Déverser ou ne pas déverser ? Le comité d'experts mandaté par l'ancienne ministre de l'Environnement pour étudier les impacts scientifiques du déversement de 8 milliards de litres d'eaux usées dans le fleuve Saint-Laurent n'a pas pris position.

Dans leur rapport rendu public en fin de journée, les trois experts ont cependant conclu qu'un déversement non planifié en raison d'un bris à l'usine d'épuration de Montréal augmenterait les risques environnementaux. Ils suggèrent ainsi à la Ville de Montréal de « tout mettre en oeuvre » pour prendre trois mesures d'atténuation, dont l'utilisation d'un bateau-citerne avec un siphon inversé à l'un des principaux points de déversement.

La Ville de Montréal a déjà étudié cette solution, mais l'avait rejetée, indiquant qu'il faudrait 200 bateaux-citernes d'une longueur de 220 mètres de long par 23 mètres de large pour recevoir toute l'eau purgée. Un bateau pourrait se remplir en 3,5 heures et les navires devraient être changés trop souvent avait calculé la Ville.

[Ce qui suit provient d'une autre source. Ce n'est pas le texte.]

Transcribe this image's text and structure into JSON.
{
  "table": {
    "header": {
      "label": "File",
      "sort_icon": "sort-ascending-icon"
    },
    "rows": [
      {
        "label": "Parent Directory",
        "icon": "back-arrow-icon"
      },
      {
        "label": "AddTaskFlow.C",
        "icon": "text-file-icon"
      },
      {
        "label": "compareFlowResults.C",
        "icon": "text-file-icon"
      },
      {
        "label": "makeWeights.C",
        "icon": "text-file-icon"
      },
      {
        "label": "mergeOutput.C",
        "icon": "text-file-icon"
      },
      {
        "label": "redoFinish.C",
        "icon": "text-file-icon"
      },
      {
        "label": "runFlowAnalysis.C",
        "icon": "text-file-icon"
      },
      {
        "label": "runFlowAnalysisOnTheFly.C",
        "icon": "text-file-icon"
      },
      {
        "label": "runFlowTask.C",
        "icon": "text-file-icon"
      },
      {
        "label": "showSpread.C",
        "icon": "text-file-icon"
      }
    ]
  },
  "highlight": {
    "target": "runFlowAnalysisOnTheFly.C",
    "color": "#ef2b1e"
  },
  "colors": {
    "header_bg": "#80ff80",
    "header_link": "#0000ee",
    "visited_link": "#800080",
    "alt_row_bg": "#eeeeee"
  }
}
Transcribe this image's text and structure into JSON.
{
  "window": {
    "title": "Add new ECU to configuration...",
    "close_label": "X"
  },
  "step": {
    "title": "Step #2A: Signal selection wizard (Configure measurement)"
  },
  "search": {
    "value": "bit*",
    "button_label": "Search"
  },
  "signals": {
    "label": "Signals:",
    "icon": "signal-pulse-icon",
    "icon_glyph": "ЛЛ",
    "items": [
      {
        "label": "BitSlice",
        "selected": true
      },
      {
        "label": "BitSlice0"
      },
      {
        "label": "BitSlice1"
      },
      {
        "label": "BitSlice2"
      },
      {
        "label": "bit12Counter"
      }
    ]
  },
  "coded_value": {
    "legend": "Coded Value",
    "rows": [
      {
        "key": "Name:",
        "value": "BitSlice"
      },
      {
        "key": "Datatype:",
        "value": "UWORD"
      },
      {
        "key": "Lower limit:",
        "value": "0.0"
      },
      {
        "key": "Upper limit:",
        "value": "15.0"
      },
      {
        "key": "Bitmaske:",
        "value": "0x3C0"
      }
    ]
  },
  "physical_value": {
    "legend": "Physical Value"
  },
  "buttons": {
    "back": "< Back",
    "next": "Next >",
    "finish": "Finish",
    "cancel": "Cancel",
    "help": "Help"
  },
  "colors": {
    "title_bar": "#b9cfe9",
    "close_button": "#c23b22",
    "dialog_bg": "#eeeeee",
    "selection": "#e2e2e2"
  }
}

«Cette affirmation est un peu simpliste. Il faudrait simplement créer un système pour faire sortir les eaux usées. Il suffirait d'adapter le principe d'un siphon inversé pour contrôler la hauteur de l'eau dans la citerne du bateau », écrivent les trois chercheurs dans leur rapport. « Sans forcément traiter tous les points de déversement, il aurait été bon de retenir cette solution pour les débits plus importants », ajoutent-ils.

Le rapport propose aussi d'utiliser une unité mobile de traitement en ciblant les points de rejets des égouts où l'eau est potentiellement toxique comme ceux qui proviennent des hôpitaux ou d'industries.

La dernière solution est d'assurer un meilleur suivi du panache déversé dépassant les rives de l'île de Montréal, associé à un plan d'urgence des matières déversées en particulier près des îles de Sorel.

« Compte tenu de l'urgence de la situation, certaines mesures seront identifiées comme prioritaires, tandis que d'autres feront l'objet d'analyses détaillées pour une éventuelle mise en application ultérieure », a indiqué vendredi soir Philippe Sabourin, relationniste pour la Ville de Montréal.

Pas de décision de la nouvelle ministre

Selon Environnement Canada, même si la nouvelle ministre Catherine McKenna a été mise au fait de cette étude, elle n'a pas encore pris de décision quant à l'arrêté ministériel de sa prédecesseure, qui empêche un déversement jusqu'au 9 novembre à minuit. Le ministère fédéral n'a quant à lui pas encore de recommandations à faire à la ministre pour l'aider avec sa décision.

La crise du « flushgate » a éclaté lorsque l'administration Coderre a indiqué qu'elle était contrainte de procéder à la purge complète d'un intercepteur de 30 kilomètres afin de procéder à des travaux. La Ville veut retirer quatre systèmes de soutènement vétustes qui menacent de se détacher dans l'intercepteur et d'endommager les convoyeurs et les pompes de la station d'épuration ou d'engendrer la formation d'embâcles dans l'intercepteur.

« On est dans la situation que le système est vieux et qu'il y a des risques de bris, mais les experts n'ont pas été jusqu'à dire qu'il faut faire les travaux », a cependant indiqué Caroline Blais, directrice de la section liée aux eaux usées et à la Loi sur les pêches chez Environnement Canada.

Quant à l'impact sur la faune et la flore, « aucune information n'est présentement disponible sur les conséquences de ces déversements sur la faune aquatique. Ceci n'indique pas qu'il n'y a pas d'effets, mais plutôt que le phénomène n'a pas été étudié », peut-on par ailleurs lire dans une présentation.

Les trois experts qui signent cette étude sont Daniel Cyr, professeur à l'INRS, Robert Hausler, professeur en génie de construction à l'ETS et Viviane Yargeau, professeure en génie chimique à McGill.